Thursday, July 31, 2008

When Will Internet-Delivered Video Rival Satellite & Cable?

Everyday, we hear about how video is moving to the Internet, but so far, it's a trickle compared to Satellite & Cable. Consumers still pay hundreds of billions of dollars to traditional video service providers to get premium broadcast network and cable network TV content. Even with recent growth, Hulu, iTunes video and You Tube combined amount to less than 3% of satellite and cable revenue. Why is that, and what will make it change? I think it comes down to three things: the experience, the content, and the business model.

I'll begin with the experience. Let's face it, there's something compelling about lying on the couch watching a big-screen TV on the other side of the room. Yes, a PC might look as big if you get close to the screen, but it's not as easy to share the experience with friends and family, and it feels different. Not only is the TV experience bigger, but it's also much simpler. There aren't keyboards, mice, boot-times, configuration issues, waits for downloads or periodic service slow-downs. We all expect our TVs to just work, and the vast majority of the time they do. Yes, the interface has gotten more complex with the advent of personal video recorders (PVRs ala TiVO), but it's still simple compared to a PC, and the complexity has brought with it more than enough benefit to offset the frustrations of a more complex interface. For Internet-delivered video to eventually rival Satellite and Cable services, it will have to achieve similar levels of simplicity delivered to the TV, not the PC. And to be truly simple, it will probably need to be an integrated part of the overall experience, not a separate box and service.

Next, there's content. The way cable and satellite have justified their cost to consumers is by becoming the way consumers get access to premium live content, namely premium broadcast and cable network channels. One might think that the only way Internet-delivered video could rival traditional video services would be to offer the same content, but I think that's "old-school" thinking. As consumers embrace PVRs, they become less and less dependent on scheduled programming and promoted hits, and more and more able to watch personalized shows that appeal to them. This opens a back-door path for Internet video providers who can create services with broad appeal by combining deep libraries of tier-2 content with powerful recommendation engines (ala Amazon and Netflix) that give consumers content they want at a lower-price than recent hits. Netflix made this point at their Annual Investor Day presentations in May where they pointed out that the content their consumers enjoy the most is the content their recommendation engine promotes, and that this content is often less expensive and more available to license for streaming over the Internet. The bottom line is that Internet video will have a shot at rivaling satellite and cable services long before it duplicates their entire content selection, provided there is a broad selection of content combined with a good recommendation engine that lets consumers find things they want to watch, when they want to watch them.

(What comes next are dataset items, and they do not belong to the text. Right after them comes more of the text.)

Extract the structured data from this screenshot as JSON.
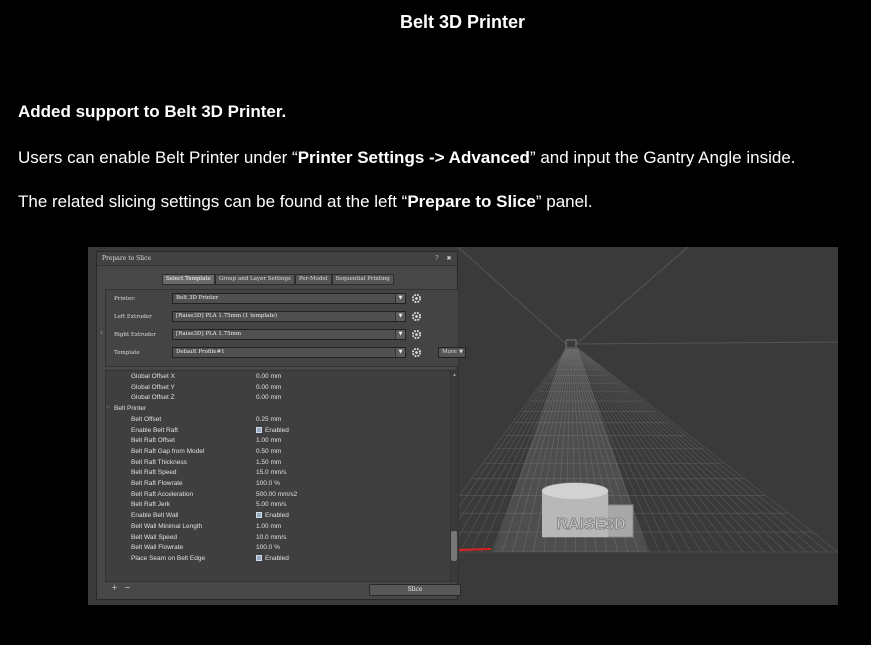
{
  "page": {
    "title": "Belt 3D Printer",
    "p1": "Added support to Belt 3D Printer.",
    "p2": {
      "before": "Users can enable Belt Printer under “",
      "bold": "Printer Settings -> Advanced",
      "after": "” and input the Gantry Angle inside."
    },
    "p3": {
      "before": "The related slicing settings can be found at the left “",
      "bold": "Prepare to Slice",
      "after": "” panel."
    }
  },
  "panel": {
    "title": "Prepare to Slice",
    "help": "?",
    "close": "✖",
    "tabs": [
      {
        "label": "Select Template",
        "active": true
      },
      {
        "label": "Group and Layer Settings",
        "active": false
      },
      {
        "label": "Per-Model",
        "active": false
      },
      {
        "label": "Sequential Printing",
        "active": false
      }
    ],
    "settings": [
      {
        "label": "Printer:",
        "value": "Belt 3D Printer"
      },
      {
        "label": "Left Extruder",
        "value": "[Raise3D] PLA 1.75mm (1 template)"
      },
      {
        "label": "Right Extruder",
        "value": "[Raise3D] PLA 1.75mm"
      },
      {
        "label": "Template",
        "value": "Default Profile#1"
      }
    ],
    "more_label": "More",
    "tree": [
      {
        "label": "Global Offset X",
        "value": "0.00 mm",
        "level": 2
      },
      {
        "label": "Global Offset Y",
        "value": "0.00 mm",
        "level": 2
      },
      {
        "label": "Global Offset Z",
        "value": "0.00 mm",
        "level": 2
      },
      {
        "label": "Belt Printer",
        "value": "",
        "level": 1,
        "group": true
      },
      {
        "label": "Belt Offset",
        "value": "0.25 mm",
        "level": 2
      },
      {
        "label": "Enable Belt Raft",
        "value": "Enabled",
        "level": 2,
        "checkbox": true
      },
      {
        "label": "Belt Raft Offset",
        "value": "1.00 mm",
        "level": 2
      },
      {
        "label": "Belt Raft Gap from Model",
        "value": "0.50 mm",
        "level": 2
      },
      {
        "label": "Belt Raft Thickness",
        "value": "1.50 mm",
        "level": 2
      },
      {
        "label": "Belt Raft Speed",
        "value": "15.0 mm/s",
        "level": 2
      },
      {
        "label": "Belt Raft Flowrate",
        "value": "100.0 %",
        "level": 2
      },
      {
        "label": "Belt Raft Acceleration",
        "value": "500.00 mm/s2",
        "level": 2
      },
      {
        "label": "Belt Raft Jerk",
        "value": "5.00 mm/s",
        "level": 2
      },
      {
        "label": "Enable Belt Wall",
        "value": "Enabled",
        "level": 2,
        "checkbox": true
      },
      {
        "label": "Belt Wall Minimal Length",
        "value": "1.00 mm",
        "level": 2
      },
      {
        "label": "Belt Wall Speed",
        "value": "10.0 mm/s",
        "level": 2
      },
      {
        "label": "Belt Wall Flowrate",
        "value": "100.0 %",
        "level": 2
      },
      {
        "label": "Place Seam on Belt Edge",
        "value": "Enabled",
        "level": 2,
        "checkbox": true
      }
    ],
    "add_label": "+",
    "remove_label": "−",
    "slice_label": "Slice"
  },
  "viewport": {
    "model_text": "RAISE3D",
    "colors": {
      "background": "#3a3a3a",
      "grid": "#5a5a5a",
      "model": "#bdbdbd",
      "axis": "#e02020"
    }
  }
}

And lastly, we'll look at business models. There are basically four ways our video entertainment gets funded: advertising, subscription, purchase, and rental/pay-per-view. Of these, advertising, subscription and DVD purchase dominate by far, with rental, pay-per-view and Internet purchase trailing behind. Why? Probably because consumers don't like the idea of getting a big surprise bill at the end of the month. No one likes the idea of leaving the kids on the couch with a remote control that debits their credit card with every key-click. So, what does that mean for Internet-delivered video? I think it means that consumers are more comfortable with the subscription and advertising models than the ala-carte purchase models, and that a company who delivers the combination of compelling experience, compelling content (premium, or personalized), and a subscription and/or advertising business model will have the best shot at becoming the first Internet-delivered video service to make inroads against traditional video services.

So, has anyone done it right yet? I think Netflix with their Instant Streaming service on the Roku box comes closest, but there's still a long way to go. The user experience is good -- simple remote control on the couch, with Internet-delivered video on the TV -- but it's still a long way from what we expect in the living room. It takes around 30 seconds to begin playing a show (while the buffer fills to overcome the flakiness of Internet content delivery), requires a PC to select new content, and it's still a separate video source. They're working with Microsoft, and LG to make it part of the Xbox 360 and LG's next-generation Bluray Disc player, which will help, but it's still not an integral part of the primary video source, which for many is their cable or satellite set-top box. The content story with the Netflix Instant Streaming service is good and getting better, with them now claiming 12,000 titles, and an excellent recommendation engine. Lastly, the business model is a subscription model -- one that consumers have already embraced for traditional video services and as a replacement for the traditional video rental model. Overall, I think the Netflix solution is an interesting glimpse at what the future might hold, and an excellent step in the direction of Internet-delivered video services that, in time, will come to rival satellite and cable video services that have dominated up until now.